The Desmoinesian Marmaton Group, along the southern portion of the Anadarko Basin in the Granite Wash, comprises over 2,000 feet of stacked tight-sandstones and conglomerates, which host unconventional reservoirs. Uncertainty around facies variability and lateral continuity of these reservoirs represents challenges to accurate reservoir characterization due to laterally restricted submarine fan systems, and mountain-front faulting. This study examines correlations of nine ice-house flooding surfaces in 206 wells to frame fine-scale sequences in the attempt to track facies changes and estimate fault timing and duration. This high-resolution stratigraphic framework comprises a hierarchy of cycles: one 3rd-order, three 4th-order, and eight 5th-order cycles; these were mapped across fault blocks. Mapping at the 5th-order scale documented previously un-published faults and estimated duration of fault movement. Fault movement likely occurred during two separate 5th-order cycles within the stratigraphic framework. Well log trends, calibrated to core descriptions, enabled prediction of depositional environments in uncored wells across the 810-square mile study area.
The Granite Wash is a prominent 10,000-foot-thick hydrocarbon-bearing interval in the southern Anadarko Basin (Texas Panhandle and Southern Oklahoma) and it consists of tens of stacked unconventional reservoirs (Figure 1).
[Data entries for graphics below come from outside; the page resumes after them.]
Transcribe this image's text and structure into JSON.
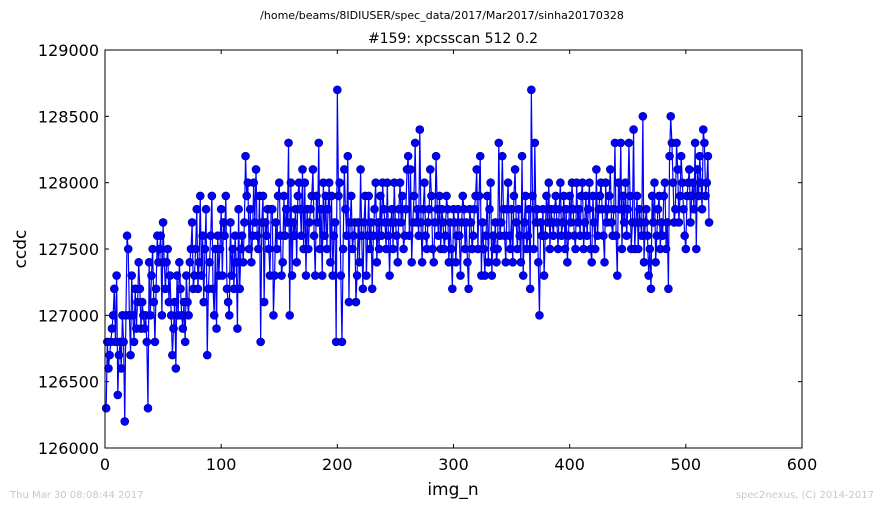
{
  "header": {
    "path": "/home/beams/8IDIUSER/spec_data/2017/Mar2017/sinha20170328"
  },
  "footer": {
    "timestamp": "Thu Mar 30 08:08:44 2017",
    "credit": "spec2nexus, (C) 2014-2017"
  },
  "chart_data": {
    "type": "line",
    "title": "#159: xpcsscan 512 0.2",
    "xlabel": "img_n",
    "ylabel": "ccdc",
    "xlim": [
      0,
      600
    ],
    "ylim": [
      126000,
      129000
    ],
    "x_ticks": [
      "0",
      "100",
      "200",
      "300",
      "400",
      "500",
      "600"
    ],
    "y_ticks": [
      "126000",
      "126500",
      "127000",
      "127500",
      "128000",
      "128500",
      "129000"
    ],
    "grid": false,
    "legend": "none",
    "marker": "circle",
    "color": "#0000ff",
    "x_start": 1,
    "x_step": 1,
    "values": [
      126300,
      126800,
      126600,
      126700,
      126800,
      126900,
      127000,
      127200,
      126800,
      127300,
      126400,
      126700,
      126800,
      126600,
      127000,
      126800,
      126200,
      127000,
      127600,
      127500,
      127000,
      126700,
      127300,
      127000,
      126800,
      127200,
      126900,
      127100,
      127400,
      127200,
      126900,
      127100,
      127000,
      126900,
      127000,
      126800,
      126300,
      127400,
      127000,
      127300,
      127500,
      127100,
      126800,
      127200,
      127600,
      127400,
      127500,
      127600,
      127000,
      127700,
      127400,
      127200,
      127400,
      127500,
      127100,
      127300,
      127000,
      126700,
      126900,
      127100,
      126600,
      127300,
      127000,
      127400,
      127200,
      127000,
      126900,
      127100,
      126800,
      127300,
      127100,
      127000,
      127400,
      127500,
      127700,
      127200,
      127300,
      127500,
      127800,
      127200,
      127400,
      127900,
      127300,
      127600,
      127100,
      127500,
      127800,
      126700,
      127200,
      127400,
      127600,
      127900,
      127200,
      127000,
      127500,
      126900,
      127600,
      127300,
      127500,
      127800,
      127300,
      127700,
      127600,
      127900,
      127200,
      127100,
      127000,
      127700,
      127300,
      127500,
      127200,
      127600,
      127400,
      126900,
      127800,
      127200,
      127500,
      127600,
      127400,
      127700,
      128200,
      127900,
      128000,
      127500,
      127800,
      127400,
      127600,
      128000,
      127700,
      128100,
      127600,
      127500,
      127900,
      126800,
      127700,
      127900,
      127100,
      127700,
      127600,
      127800,
      127500,
      127300,
      127800,
      127800,
      127000,
      127300,
      127700,
      127500,
      127900,
      128000,
      127600,
      127300,
      127400,
      127900,
      127600,
      127800,
      127700,
      128300,
      127000,
      128000,
      127300,
      127700,
      127600,
      127800,
      127400,
      127900,
      128000,
      127800,
      127600,
      128100,
      127500,
      128000,
      127300,
      127800,
      127500,
      127700,
      127800,
      127900,
      128100,
      127600,
      127300,
      127900,
      127700,
      128300,
      127500,
      127800,
      127300,
      128000,
      127600,
      127900,
      127500,
      127800,
      128000,
      127400,
      127900,
      127300,
      127600,
      127700,
      126800,
      128700,
      127900,
      128000,
      127300,
      126800,
      127500,
      128100,
      127800,
      127600,
      128200,
      127100,
      127700,
      127900,
      127500,
      127600,
      127700,
      127100,
      127300,
      127700,
      127400,
      128100,
      127600,
      127200,
      127700,
      127900,
      127300,
      127600,
      127900,
      127500,
      127700,
      127200,
      127600,
      127800,
      128000,
      127400,
      127700,
      127500,
      127900,
      127600,
      128000,
      127800,
      127700,
      127500,
      128000,
      127600,
      127300,
      127700,
      127800,
      127500,
      128000,
      127700,
      127600,
      127400,
      127800,
      128000,
      127700,
      127900,
      127500,
      127600,
      127800,
      128100,
      128200,
      127600,
      128100,
      127400,
      127700,
      127900,
      128300,
      127700,
      127800,
      127600,
      128400,
      127700,
      127400,
      127800,
      128000,
      127600,
      127500,
      127700,
      127800,
      128100,
      127900,
      127500,
      127400,
      127700,
      128200,
      127800,
      127600,
      127900,
      127500,
      127800,
      127700,
      127500,
      127600,
      127900,
      127800,
      127400,
      127700,
      127500,
      127200,
      127800,
      127700,
      127400,
      127600,
      127800,
      127600,
      127300,
      127700,
      127900,
      127800,
      127500,
      127700,
      127400,
      127200,
      127800,
      127700,
      127500,
      127600,
      127800,
      127900,
      128100,
      127500,
      127900,
      128200,
      127300,
      127700,
      127500,
      127300,
      127600,
      127900,
      127400,
      127800,
      128000,
      127300,
      127600,
      127500,
      127700,
      127400,
      127500,
      128300,
      127600,
      127700,
      128200,
      127800,
      127600,
      127400,
      127800,
      128000,
      127600,
      127500,
      127800,
      127400,
      127900,
      128100,
      127700,
      127500,
      127800,
      127600,
      127400,
      128200,
      127300,
      127700,
      127900,
      127500,
      127600,
      127800,
      127200,
      128700,
      127900,
      127500,
      128300,
      127700,
      127800,
      127400,
      127000,
      127700,
      127600,
      127800,
      127300,
      127600,
      127900,
      127700,
      128000,
      127500,
      127800,
      127700,
      127600,
      127800,
      127900,
      127700,
      127500,
      127800,
      128000,
      127600,
      127700,
      127900,
      127500,
      127800,
      127400,
      127600,
      127900,
      127700,
      128000,
      127800,
      127600,
      127500,
      128000,
      127700,
      127800,
      127600,
      127900,
      128000,
      127500,
      127700,
      127900,
      127600,
      127800,
      128000,
      127500,
      127400,
      127900,
      127700,
      127500,
      128100,
      127600,
      127800,
      127900,
      128000,
      127800,
      127600,
      127400,
      128000,
      127700,
      127800,
      127900,
      128100,
      127700,
      127600,
      127800,
      128300,
      127600,
      127300,
      128000,
      127800,
      128300,
      127500,
      127900,
      127700,
      128000,
      127600,
      127800,
      128300,
      127900,
      127500,
      127700,
      128400,
      127500,
      127700,
      127900,
      127500,
      127800,
      127700,
      127600,
      128500,
      127400,
      127700,
      127800,
      127600,
      127300,
      127500,
      127200,
      127900,
      127700,
      128000,
      127400,
      127600,
      127800,
      127900,
      127500,
      127700,
      127600,
      127900,
      128000,
      127500,
      127700,
      127200,
      128200,
      128500,
      128300,
      128000,
      127700,
      127800,
      128300,
      128100,
      127700,
      127900,
      128200,
      128000,
      127800,
      127600,
      127500,
      127900,
      128000,
      128100,
      127700,
      127900,
      128000,
      127800,
      128300,
      127500,
      128100,
      127900,
      128200,
      128000,
      127800,
      128400,
      128300,
      127900,
      128000,
      128200,
      127700
    ]
  }
}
Several challenges plague efficient exploitation of these reservoirs including: lateral discontinuities, both depositional and fault related, as well as arkosic sandstone and conglomeratic lithologies that elevate gamma ray responses and complicate petrophysical log models. In other words, when did faulting occur and how did it impact facies distribution and sequence thickness?
Assuming faulting was active during deposition of the Marmaton Group, a high-resolution stratigraphic framework constructed across documented fault blocks will highlight fault timing and duration. To better delineate these prolific reservoirs, this study will: (1) interrogate fault timing and duration; (2) calibrate well logs to core descriptions; and (3) construct integrated reservoir-scale depositional element maps.